The exact mechanism by which PC Spes produces anticancer benefits is not yet known, but some physicians are starting to observe its life-extending and hormone-balancing effects in patients with advanced prostate cancer. It's estimated that 90% of prostate cancer patients reach a point when they can no longer tolerate conventional hormone therapy and develop "hormonally refractive disease." As chemotherapy destroys healthy immune cells, many conventional physicians try to avoid this as long as possible, and need some other therapy to "buy" more time for the prostate cancer patient, Dr. Lewis explains.

In New Guidelines for Surviving Prostate Cancer, Dr. Lewis and coauthor E. Roy Berger, M.D., present case reports showing how PC Spes can help reduce prostate specific antigen (PSA) levels when used in conjunction with conventional cancer treatments.

Lewis and Berger cite the case of Lyle, aged 74, who, after 42 months of conventional treatment for prostate cancer, still had a PSA of 136. When he took 2,700 mg daily of PC Spes, his PSA dropped to 61. Another patient, aged 52, had fluctuating PSA levels during and after conventional treatment (including radiation and surgery). Four weeks after taking PC Spes daily, his PSA dropped from 40 to 20, then after three more weeks, it dropped to 9.
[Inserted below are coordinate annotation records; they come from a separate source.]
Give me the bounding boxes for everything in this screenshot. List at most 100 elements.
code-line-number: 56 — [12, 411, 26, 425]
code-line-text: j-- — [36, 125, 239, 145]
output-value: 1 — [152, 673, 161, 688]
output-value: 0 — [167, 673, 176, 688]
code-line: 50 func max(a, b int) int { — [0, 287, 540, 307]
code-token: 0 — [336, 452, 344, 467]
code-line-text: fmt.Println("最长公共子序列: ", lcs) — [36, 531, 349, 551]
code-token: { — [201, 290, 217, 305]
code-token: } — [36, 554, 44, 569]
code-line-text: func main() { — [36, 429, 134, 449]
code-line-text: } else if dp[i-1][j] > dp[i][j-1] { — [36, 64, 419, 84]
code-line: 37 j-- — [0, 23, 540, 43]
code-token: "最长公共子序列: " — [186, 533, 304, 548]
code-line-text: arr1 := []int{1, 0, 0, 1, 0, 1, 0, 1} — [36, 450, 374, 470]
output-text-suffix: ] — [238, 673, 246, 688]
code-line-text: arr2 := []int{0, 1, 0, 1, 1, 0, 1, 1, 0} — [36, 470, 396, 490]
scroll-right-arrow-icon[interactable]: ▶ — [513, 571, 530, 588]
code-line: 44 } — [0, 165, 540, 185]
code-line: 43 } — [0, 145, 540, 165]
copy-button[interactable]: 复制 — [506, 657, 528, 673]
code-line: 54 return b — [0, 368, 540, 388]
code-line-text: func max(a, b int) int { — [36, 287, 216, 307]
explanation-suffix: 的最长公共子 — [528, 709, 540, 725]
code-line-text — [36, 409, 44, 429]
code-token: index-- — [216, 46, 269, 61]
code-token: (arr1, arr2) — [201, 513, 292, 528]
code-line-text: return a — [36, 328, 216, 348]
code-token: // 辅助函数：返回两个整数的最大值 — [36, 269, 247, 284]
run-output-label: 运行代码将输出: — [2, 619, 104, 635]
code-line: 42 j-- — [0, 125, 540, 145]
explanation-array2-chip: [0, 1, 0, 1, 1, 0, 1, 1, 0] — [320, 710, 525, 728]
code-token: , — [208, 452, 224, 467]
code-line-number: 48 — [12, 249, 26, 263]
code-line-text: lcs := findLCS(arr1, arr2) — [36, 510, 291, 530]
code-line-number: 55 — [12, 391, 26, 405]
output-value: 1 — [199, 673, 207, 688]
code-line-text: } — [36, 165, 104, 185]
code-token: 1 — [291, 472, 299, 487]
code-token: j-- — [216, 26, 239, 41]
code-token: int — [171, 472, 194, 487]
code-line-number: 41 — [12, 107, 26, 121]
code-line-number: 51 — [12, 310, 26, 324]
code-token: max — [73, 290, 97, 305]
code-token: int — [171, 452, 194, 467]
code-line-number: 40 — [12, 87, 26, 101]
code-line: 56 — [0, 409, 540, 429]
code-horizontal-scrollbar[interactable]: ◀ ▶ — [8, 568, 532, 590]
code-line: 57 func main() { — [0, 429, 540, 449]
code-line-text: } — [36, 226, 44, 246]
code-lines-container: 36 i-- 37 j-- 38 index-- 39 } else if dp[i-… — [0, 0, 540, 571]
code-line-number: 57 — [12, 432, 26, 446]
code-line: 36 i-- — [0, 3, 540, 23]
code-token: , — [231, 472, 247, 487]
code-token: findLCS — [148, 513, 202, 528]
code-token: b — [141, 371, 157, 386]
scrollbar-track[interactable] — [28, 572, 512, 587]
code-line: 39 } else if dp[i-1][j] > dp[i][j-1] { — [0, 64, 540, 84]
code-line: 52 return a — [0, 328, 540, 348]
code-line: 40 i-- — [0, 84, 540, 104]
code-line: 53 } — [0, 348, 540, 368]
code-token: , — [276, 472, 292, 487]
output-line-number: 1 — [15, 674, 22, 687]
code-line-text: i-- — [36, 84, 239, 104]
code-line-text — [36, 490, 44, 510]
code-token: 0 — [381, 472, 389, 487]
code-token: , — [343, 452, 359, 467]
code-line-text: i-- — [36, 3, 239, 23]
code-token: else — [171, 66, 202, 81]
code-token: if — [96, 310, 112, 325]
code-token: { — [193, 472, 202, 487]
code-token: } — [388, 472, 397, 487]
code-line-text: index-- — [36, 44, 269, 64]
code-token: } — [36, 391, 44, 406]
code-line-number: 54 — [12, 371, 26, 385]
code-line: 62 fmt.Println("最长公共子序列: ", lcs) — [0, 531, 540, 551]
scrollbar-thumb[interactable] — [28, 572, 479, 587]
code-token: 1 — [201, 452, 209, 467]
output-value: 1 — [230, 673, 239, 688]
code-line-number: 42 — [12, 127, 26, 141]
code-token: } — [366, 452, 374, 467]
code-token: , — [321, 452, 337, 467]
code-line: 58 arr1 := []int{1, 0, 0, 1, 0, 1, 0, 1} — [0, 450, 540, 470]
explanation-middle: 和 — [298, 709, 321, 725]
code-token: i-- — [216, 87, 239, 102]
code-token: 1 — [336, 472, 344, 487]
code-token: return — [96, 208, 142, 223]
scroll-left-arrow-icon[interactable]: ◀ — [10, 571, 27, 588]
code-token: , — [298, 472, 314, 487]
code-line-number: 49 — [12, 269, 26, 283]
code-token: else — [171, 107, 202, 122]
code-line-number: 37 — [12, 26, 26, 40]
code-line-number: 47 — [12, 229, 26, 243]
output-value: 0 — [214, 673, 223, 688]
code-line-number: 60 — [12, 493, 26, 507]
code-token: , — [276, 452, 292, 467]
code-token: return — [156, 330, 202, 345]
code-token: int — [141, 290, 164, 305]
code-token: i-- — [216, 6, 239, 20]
In general, Lewis and Berger suggest that prostate cancer patients might benefit from using PC Spes in terms of lowering their PSA levels or enhancing the effectiveness of hormone therapy. They caution that PC Spes is not necessarily a viable therapy for all prostate cancer patients and that, until further research is conducted, patients should "avoid using it as a definitive treatment" and consult their physician when combining it with any other supplements.